In the case disclosed by CEO Kim, the business address of migrant worker A’s employment contract is ‘Sangnam-myeon, Miryang-si’. Mr. A has provided labor to his employer or other employers in at least six different arable land.
According to the current employment permit system, the Ministry of Employment and Labor arranges and manages jobs for migrant workers. It is said that the Ministry of Labor is causing this situation with a ‘poor labor contract’.
There was also a problem in which the employer deceived the working hours specified in the labor contract or the Ministry of Labor arbitrated a labor contract in which the working hours were vaguely stated. CEO Kim said, “In Miryang-si, Gyeongnam, there is a labor contract that stipulates ‘3 hours of rest per day’, but the Ministry of Labor, which arranges the employment, has no knowledge of ‘the specific details of those 3 hours’.” Recently, in Iksan, Jeollabuk-do, there was an employment contract that set a break time of ‘6 hours’.
CEO Kim said, “An expedient document for unfairly exploiting the labor force is being created under the protection of the Ministry of Labor or collectively. The Ministry of Labor did not investigate the appropriateness of the guidelines and did not punish them even though they were excessive than the guidelines of the Ministry of Labor.”
Even after the death of Sok Heng in 2020 while sleeping in a greenhouse with no heating in the cold winter, the housing problem for migrant workers has not been resolved. As a result of the government’s fact-finding investigation at the time of this incident, it was found that 70% of migrant workers were living in temporary buildings. In response, the government announced an improvement plan that prohibits employers from using illegal temporary buildings for non-residential use as dormitories when they receive new employment permits for migrant workers, and requires that they be registered with the local government or registered in the building register to use them.
However, there were still many dormitory lodgings such as plastic houses, sandwich panels, containers, and abandoned houses, and it was found that there were many cases in which they even reported that they were using ordinary houses or villas as dormitories on paper, and actually had them used as lodgings in a plastic house next to farmland.

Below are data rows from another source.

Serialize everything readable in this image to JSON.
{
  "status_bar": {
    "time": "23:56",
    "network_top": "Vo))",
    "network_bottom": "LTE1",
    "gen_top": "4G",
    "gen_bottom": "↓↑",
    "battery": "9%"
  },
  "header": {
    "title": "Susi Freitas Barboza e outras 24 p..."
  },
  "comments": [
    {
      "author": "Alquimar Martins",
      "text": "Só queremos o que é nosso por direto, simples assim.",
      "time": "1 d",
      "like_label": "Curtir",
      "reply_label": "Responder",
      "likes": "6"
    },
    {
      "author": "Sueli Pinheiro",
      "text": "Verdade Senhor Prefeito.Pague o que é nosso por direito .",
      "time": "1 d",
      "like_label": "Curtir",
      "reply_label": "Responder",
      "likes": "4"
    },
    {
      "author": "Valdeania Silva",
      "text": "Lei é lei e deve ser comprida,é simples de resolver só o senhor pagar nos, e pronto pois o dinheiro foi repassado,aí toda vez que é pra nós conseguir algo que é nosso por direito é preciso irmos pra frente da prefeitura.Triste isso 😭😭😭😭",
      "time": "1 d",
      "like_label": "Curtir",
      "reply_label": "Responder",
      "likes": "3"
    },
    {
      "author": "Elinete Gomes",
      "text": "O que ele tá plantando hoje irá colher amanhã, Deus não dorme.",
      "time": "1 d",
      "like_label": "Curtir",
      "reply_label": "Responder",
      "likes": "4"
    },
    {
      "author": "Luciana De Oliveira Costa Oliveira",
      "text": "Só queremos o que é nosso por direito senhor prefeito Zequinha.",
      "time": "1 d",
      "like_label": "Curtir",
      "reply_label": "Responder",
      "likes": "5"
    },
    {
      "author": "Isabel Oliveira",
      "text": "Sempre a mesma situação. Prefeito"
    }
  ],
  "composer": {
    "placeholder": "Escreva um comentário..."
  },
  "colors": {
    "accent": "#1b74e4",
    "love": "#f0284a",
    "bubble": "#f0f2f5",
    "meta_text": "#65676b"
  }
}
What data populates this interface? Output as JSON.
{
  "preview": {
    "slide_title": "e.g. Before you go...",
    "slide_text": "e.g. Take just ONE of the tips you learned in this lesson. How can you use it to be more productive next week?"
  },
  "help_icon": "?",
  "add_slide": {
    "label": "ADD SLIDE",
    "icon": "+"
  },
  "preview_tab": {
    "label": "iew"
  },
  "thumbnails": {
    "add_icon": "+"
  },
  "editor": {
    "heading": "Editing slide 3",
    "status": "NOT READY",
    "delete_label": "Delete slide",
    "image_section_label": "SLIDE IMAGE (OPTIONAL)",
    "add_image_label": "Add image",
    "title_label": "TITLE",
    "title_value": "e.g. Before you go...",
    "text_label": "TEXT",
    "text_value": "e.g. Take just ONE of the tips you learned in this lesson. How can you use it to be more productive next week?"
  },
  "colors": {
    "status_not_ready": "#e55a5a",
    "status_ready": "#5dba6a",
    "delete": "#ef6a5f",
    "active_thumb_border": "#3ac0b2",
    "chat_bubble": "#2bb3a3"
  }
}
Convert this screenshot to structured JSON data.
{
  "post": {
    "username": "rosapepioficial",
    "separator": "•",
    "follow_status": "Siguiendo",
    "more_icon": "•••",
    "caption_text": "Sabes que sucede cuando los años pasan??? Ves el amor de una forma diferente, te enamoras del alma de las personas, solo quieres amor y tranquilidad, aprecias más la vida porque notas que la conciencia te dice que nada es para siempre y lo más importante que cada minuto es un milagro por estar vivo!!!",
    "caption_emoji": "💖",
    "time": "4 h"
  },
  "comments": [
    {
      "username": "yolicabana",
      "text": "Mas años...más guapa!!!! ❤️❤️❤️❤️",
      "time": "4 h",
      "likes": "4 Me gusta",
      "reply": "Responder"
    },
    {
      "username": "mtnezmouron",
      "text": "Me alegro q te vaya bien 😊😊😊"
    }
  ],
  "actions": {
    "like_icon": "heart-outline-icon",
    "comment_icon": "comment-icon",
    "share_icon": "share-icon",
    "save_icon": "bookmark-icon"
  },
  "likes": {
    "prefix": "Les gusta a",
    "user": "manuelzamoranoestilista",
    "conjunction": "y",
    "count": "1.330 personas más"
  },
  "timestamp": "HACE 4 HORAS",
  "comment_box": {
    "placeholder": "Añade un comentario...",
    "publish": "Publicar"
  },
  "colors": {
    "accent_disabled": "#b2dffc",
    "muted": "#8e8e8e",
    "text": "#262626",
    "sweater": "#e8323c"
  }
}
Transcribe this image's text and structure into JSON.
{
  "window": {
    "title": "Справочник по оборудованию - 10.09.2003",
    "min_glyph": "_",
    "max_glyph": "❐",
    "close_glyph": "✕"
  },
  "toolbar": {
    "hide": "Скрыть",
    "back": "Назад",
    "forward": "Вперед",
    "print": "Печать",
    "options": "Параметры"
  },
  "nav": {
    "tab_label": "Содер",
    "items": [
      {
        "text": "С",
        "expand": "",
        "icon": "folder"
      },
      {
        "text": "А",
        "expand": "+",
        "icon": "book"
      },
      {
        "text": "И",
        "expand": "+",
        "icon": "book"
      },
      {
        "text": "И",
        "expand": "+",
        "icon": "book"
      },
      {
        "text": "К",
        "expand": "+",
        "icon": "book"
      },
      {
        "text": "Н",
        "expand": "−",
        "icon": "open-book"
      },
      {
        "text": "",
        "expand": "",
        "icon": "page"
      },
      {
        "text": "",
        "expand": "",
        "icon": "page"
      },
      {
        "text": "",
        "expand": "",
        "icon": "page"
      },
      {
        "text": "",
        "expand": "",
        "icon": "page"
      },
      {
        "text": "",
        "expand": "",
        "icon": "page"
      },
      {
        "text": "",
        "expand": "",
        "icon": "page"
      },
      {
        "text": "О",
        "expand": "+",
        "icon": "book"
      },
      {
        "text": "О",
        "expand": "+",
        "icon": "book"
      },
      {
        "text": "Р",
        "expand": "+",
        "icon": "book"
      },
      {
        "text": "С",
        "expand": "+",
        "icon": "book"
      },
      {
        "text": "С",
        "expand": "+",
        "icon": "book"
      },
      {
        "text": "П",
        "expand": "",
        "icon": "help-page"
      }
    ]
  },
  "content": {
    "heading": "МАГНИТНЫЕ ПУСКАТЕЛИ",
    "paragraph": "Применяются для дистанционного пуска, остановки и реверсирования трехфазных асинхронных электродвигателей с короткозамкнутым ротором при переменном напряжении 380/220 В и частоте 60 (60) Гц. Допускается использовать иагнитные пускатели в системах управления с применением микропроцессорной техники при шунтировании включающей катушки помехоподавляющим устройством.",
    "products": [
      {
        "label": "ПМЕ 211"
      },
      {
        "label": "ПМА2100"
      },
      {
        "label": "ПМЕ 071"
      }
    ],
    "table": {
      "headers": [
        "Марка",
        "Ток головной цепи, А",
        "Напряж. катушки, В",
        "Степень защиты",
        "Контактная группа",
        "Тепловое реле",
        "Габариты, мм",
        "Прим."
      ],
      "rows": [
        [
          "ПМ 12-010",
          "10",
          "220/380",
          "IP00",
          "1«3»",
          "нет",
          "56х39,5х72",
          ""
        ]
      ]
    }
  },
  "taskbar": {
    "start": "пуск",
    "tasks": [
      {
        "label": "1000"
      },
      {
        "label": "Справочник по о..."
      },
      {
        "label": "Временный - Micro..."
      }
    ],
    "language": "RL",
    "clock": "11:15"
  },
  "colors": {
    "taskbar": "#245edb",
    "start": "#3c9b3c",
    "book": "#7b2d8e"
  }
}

In particular, female migrant workers living in poor accommodations are at risk of sexual assault. CEO Kim said, “11 cases of sexual violence were also received, and most were related to the residential environment.”
Meimei, who worked at a strawberry farm in Iksan, Jeollabuk-do, said in an interview, “While I was taking a bath, someone peeped through the hole in the women’s bathroom. That person was my employer and boss,” he said.
“Now we have left the farm. The boss stole our bathroom and came out of the farm because of the boss. It’s not our fault that we can’t stay in that dorm any longer because of anxiety. “But we were so tired that we couldn’t discuss this case any further, nor the extra hours worked.”
Meanwhile, the Migrant Labor 119 Project Group is planning to proceed with a national compensation lawsuit asking the state responsible for the Sok Heng case.
Choi Jeong-gyu, a lawyer at Wongok Law Firm, who is participating in the lawsuit, said, “After staying in Korea for more than four years, Sok Heng has not received any hospital treatment. The person who arranged for Sok Heng to work in a workplace that did not even apply for health insurance, or the person who arranged for Sok Heng to work in a workplace that provides poor accommodation, is not a private employment agency, but a public official of the Ministry of Employment and Labor of the Republic of Korea. Since then, the Ministry of Labor has been aware that the dormitories at this workplace are poor.”
“It has been two years since Sok Heng passed away, but the poor living environment has not improved. Today, under the mandate of the Sok Heng family, we are submitting a national compensation complaint to the Seoul Central District Court.
Sok Heng received an industrial accident recognition from the Korea Workers’ Compensation and Welfare Service on May 2.